Definition: “Atheist”

Atheism is usually taken to be belief that god does not exist. More recently, however, some atheists have attempted to define atheism in more cautious terms, as nothing more than the absence of belief in God. This has complicated matters, introducing an ambiguity into the definition of “atheism”. One solution to this ambiguity is to distinguish between “weak atheism” and “strong atheism”.

Weak atheism is defined as the absence of belief in God. On this definition, strictly speaking, anyone who isn’t a theist is an atheist. Someone who doesn’t have an opinion about religion, having never really thought about it, lacks belief in God and is therefore a weak atheist. Someone who has thought about religion, but hasn’t reached any conclusions about it, lacks belief in God, and is therefore a weak atheist. Someone who has thought about religion, and has reached the provisional, tentative conclusion that God doesn’t exist, lacks belief in God and is therefore a weak atheist. And someone who confidently and dogmatically affirms that there is no God, lacks belief in God and is therefore a weak atheist.

A strong atheist, on the other hand, is someone who has the positive belief that God does not exist. It is not necessary to feel complete certainty that God does not exist in order to be a strong atheist; the essential difference between strong atheism and weak atheism is that strong atheism is defined in terms of possession of the belief that God does not exist, while weak atheism is defined in terms of absence of the belief that God does exist.

Technically, then, every strong atheist will also be a weak atheist, though not every weak atheist will be a strong atheist. Everyone who believes that God does not exist will lack belief that God does exist, but not everyone who lacks belief that God does exist will possess the positive belief that God does not exist. In practice, however, weak atheism and strong atheism are taken to be mutually exclusive; one cannot be both a weak atheist and a strong atheist. A weak atheist is therefore someone who both lacks belief that God does exist and lacks belief that God does not exist.
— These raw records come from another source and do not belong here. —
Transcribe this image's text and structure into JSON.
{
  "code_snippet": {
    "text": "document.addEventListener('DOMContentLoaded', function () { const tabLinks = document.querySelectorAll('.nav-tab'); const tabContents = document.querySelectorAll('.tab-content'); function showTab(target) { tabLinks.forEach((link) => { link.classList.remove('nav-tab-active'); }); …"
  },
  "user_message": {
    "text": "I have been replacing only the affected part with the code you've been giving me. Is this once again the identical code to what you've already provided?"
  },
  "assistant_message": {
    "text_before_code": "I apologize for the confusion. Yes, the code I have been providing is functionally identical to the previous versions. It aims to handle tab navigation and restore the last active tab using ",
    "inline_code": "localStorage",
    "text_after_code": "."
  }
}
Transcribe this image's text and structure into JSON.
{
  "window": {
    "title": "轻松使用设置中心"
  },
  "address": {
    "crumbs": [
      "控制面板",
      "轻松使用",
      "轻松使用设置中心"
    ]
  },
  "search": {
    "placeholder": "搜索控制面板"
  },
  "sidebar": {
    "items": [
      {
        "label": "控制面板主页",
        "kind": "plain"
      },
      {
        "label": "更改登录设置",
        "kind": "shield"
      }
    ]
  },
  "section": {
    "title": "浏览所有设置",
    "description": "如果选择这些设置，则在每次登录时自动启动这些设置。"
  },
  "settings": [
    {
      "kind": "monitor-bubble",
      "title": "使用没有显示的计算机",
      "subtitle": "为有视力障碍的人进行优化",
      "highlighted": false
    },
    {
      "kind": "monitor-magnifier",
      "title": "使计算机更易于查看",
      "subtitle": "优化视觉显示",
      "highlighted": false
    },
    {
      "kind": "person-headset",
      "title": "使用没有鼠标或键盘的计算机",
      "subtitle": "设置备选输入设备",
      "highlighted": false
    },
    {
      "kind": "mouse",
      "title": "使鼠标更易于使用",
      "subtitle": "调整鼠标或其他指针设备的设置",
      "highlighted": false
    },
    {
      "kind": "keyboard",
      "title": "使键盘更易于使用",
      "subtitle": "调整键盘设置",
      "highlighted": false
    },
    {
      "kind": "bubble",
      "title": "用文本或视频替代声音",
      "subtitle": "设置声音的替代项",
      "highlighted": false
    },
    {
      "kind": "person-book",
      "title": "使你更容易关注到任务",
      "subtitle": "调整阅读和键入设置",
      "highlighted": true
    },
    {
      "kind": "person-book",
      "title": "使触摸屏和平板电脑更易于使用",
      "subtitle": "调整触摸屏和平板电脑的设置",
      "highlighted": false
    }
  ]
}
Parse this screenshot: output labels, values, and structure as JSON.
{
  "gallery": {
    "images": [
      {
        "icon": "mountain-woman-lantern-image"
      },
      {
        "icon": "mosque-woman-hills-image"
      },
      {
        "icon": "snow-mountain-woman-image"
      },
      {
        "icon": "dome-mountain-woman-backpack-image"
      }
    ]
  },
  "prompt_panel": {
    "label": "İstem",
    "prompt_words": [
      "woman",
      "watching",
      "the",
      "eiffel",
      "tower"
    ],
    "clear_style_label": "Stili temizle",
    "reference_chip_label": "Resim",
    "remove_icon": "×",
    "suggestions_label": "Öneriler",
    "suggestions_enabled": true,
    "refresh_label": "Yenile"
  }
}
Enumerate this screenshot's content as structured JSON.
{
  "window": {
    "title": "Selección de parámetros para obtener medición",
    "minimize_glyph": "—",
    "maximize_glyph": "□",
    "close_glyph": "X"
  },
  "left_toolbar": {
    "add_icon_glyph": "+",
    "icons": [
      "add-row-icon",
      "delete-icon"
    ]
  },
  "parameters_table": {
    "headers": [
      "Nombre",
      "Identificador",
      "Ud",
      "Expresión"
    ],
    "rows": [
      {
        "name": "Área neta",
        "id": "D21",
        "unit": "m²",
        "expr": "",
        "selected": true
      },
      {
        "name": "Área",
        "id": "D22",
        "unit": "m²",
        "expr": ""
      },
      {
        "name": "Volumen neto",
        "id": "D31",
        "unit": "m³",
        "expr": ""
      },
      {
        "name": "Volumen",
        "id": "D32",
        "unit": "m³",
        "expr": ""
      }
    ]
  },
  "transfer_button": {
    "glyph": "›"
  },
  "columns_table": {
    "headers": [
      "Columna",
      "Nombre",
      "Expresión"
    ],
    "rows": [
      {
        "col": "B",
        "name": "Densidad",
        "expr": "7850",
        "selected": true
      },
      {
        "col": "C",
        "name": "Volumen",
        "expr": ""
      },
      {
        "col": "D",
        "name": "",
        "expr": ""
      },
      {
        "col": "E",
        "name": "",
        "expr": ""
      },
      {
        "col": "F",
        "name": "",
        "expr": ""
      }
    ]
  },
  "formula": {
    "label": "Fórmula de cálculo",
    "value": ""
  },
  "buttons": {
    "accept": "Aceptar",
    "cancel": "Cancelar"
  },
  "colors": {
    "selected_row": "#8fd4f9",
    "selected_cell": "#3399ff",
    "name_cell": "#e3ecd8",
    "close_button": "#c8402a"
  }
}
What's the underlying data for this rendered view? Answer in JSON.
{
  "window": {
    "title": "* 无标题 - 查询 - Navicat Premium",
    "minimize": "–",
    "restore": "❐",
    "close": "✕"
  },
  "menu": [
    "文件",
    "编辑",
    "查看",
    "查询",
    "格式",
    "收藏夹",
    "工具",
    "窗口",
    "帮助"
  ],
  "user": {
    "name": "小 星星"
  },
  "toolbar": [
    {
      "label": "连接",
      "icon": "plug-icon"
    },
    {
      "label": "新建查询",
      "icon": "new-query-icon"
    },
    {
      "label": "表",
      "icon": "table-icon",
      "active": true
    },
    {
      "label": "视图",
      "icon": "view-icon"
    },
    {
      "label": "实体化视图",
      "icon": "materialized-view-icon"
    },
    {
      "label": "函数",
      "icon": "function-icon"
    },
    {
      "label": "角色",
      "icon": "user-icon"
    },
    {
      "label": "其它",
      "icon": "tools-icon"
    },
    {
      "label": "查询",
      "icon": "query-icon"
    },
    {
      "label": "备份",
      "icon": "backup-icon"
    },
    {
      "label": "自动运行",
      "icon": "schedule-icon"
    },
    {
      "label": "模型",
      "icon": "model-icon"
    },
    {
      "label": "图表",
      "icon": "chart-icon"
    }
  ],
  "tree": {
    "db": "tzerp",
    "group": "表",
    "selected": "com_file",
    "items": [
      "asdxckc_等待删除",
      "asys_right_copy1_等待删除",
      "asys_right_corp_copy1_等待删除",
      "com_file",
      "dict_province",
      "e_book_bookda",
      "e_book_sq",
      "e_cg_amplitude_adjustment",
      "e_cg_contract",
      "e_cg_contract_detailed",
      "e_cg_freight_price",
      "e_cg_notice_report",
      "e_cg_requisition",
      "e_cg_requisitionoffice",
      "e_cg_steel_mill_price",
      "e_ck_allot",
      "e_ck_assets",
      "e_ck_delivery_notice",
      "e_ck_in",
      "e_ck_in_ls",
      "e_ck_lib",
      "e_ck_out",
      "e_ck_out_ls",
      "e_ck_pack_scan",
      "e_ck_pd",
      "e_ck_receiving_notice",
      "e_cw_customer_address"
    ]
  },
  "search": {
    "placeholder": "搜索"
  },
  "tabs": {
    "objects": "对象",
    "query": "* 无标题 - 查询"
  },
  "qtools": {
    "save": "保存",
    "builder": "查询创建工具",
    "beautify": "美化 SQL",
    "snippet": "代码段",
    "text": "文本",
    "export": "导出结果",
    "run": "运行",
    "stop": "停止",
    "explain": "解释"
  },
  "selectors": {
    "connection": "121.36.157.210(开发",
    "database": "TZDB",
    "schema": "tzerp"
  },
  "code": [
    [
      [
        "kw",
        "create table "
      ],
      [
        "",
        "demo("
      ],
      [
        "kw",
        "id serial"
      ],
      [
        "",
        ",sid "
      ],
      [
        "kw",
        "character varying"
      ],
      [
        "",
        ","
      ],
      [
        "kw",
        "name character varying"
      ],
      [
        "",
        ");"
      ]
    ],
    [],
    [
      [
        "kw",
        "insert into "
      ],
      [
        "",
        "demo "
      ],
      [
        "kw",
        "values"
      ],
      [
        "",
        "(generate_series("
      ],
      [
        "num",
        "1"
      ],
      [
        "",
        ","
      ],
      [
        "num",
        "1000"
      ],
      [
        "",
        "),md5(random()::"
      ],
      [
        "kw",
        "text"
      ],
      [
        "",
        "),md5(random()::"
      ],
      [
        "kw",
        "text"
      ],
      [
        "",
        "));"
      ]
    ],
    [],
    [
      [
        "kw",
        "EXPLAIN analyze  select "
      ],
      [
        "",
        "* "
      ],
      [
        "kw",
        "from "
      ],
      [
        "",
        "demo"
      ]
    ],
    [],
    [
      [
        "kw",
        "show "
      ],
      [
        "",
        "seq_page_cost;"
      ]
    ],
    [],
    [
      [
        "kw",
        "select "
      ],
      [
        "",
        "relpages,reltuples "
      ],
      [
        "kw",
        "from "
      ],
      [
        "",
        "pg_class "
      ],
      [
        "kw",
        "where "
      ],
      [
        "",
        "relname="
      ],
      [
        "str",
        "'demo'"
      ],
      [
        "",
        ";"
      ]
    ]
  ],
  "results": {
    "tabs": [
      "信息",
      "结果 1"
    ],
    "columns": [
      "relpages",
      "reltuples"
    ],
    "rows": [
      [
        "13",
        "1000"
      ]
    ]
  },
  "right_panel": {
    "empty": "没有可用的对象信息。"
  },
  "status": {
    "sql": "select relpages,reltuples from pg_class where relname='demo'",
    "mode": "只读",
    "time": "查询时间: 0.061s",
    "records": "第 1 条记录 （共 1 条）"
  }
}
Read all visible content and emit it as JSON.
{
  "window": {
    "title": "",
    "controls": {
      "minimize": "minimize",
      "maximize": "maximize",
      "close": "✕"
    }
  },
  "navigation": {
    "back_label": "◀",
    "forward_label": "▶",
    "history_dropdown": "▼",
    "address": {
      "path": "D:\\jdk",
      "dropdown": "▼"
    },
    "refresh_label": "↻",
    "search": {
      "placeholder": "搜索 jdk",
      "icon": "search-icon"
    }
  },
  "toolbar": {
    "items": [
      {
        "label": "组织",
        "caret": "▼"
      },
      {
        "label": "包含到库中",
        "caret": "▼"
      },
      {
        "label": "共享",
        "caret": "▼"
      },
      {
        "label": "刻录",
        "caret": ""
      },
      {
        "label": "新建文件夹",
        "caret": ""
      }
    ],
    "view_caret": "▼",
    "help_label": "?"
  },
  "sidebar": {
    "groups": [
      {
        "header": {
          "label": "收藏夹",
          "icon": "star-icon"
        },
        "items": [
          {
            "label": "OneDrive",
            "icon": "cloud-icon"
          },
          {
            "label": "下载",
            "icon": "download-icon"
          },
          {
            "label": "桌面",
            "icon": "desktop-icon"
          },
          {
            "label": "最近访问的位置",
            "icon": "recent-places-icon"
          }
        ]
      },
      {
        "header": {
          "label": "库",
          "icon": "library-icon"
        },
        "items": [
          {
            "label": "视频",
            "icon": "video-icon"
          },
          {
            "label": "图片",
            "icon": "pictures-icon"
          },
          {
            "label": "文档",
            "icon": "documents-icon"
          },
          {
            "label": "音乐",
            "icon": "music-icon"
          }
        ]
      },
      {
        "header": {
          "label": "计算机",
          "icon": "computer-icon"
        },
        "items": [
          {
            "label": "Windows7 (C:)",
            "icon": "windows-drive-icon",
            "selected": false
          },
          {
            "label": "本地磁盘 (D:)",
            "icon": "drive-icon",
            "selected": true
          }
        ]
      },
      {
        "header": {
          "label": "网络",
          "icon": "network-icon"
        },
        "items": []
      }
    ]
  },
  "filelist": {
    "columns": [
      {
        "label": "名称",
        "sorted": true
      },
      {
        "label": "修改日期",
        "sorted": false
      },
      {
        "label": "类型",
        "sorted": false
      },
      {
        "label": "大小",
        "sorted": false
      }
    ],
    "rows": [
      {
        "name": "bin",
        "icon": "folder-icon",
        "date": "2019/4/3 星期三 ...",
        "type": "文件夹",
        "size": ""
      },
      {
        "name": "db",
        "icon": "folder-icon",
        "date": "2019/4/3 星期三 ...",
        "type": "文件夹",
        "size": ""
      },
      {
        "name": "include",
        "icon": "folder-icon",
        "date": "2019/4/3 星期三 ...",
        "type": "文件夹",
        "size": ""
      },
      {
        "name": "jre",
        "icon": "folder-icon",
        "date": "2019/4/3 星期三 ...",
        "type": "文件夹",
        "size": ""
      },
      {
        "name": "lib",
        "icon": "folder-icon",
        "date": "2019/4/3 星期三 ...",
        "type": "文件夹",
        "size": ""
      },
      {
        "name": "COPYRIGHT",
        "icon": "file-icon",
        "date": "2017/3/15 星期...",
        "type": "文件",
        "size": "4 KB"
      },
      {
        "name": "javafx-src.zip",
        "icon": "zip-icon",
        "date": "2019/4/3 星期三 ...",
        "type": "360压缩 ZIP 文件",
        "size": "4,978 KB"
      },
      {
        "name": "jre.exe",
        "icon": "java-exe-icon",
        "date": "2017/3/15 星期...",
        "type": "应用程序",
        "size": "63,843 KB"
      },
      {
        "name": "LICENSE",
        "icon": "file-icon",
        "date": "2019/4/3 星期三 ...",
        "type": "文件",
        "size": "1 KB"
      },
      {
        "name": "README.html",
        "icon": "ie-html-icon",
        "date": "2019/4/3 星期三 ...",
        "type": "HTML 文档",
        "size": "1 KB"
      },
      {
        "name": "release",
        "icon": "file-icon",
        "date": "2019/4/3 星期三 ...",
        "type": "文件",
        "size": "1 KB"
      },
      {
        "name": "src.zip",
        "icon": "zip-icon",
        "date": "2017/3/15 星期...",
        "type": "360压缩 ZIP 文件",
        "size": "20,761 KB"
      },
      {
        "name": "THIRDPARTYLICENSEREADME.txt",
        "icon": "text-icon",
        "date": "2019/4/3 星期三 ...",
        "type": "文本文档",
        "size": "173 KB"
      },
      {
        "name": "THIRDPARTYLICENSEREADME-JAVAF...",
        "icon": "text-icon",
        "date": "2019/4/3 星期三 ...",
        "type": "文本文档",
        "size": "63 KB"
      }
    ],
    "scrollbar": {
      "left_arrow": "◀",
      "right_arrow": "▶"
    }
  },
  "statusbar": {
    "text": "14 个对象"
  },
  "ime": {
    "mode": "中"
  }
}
Weak atheists are thus what people often refer to as “agnostics”.

Definition: “Agnostic”

Agnosticism is usually used to describe what has above been called “weak atheism”, indecision as to whether or not God exists. Although this is the most common conception of agnosticism, it is not its original sense, nor its classical sense. This view of agnosticism has occasionally been called “weak agnosticism”.

The term “agnosticism” was coined by Thomas Huxley. For Huxley, agnosticism was a rational method: proportion one’s belief to the evidence. An agnostic, on this view, is someone who does not claim certainty when all that is available is probability, someone who measures their beliefs to the strength of their reasons for so believing.

Agnosticism in this second sense is consistent with both theism and atheism. If the evidence establishes theism, then one who believes in accordance with the evidence will be both an agnostic and a theist. Similarly, if the evidence establishes atheism, then one who believes in atheism will be both an agnostic and an atheist.

Classically, however, agnosticism has carried a different meaning both to its common meaning now and to the sense in which its inventor used it. Classically, an agnostic is someone who not only is undecided concerning the existence of God, but who also thinks that the question of God’s existence is in principle unanswerable. We cannot know whether or not God exists, according to an agnostic, and should therefore neither believe nor disbelieve in him.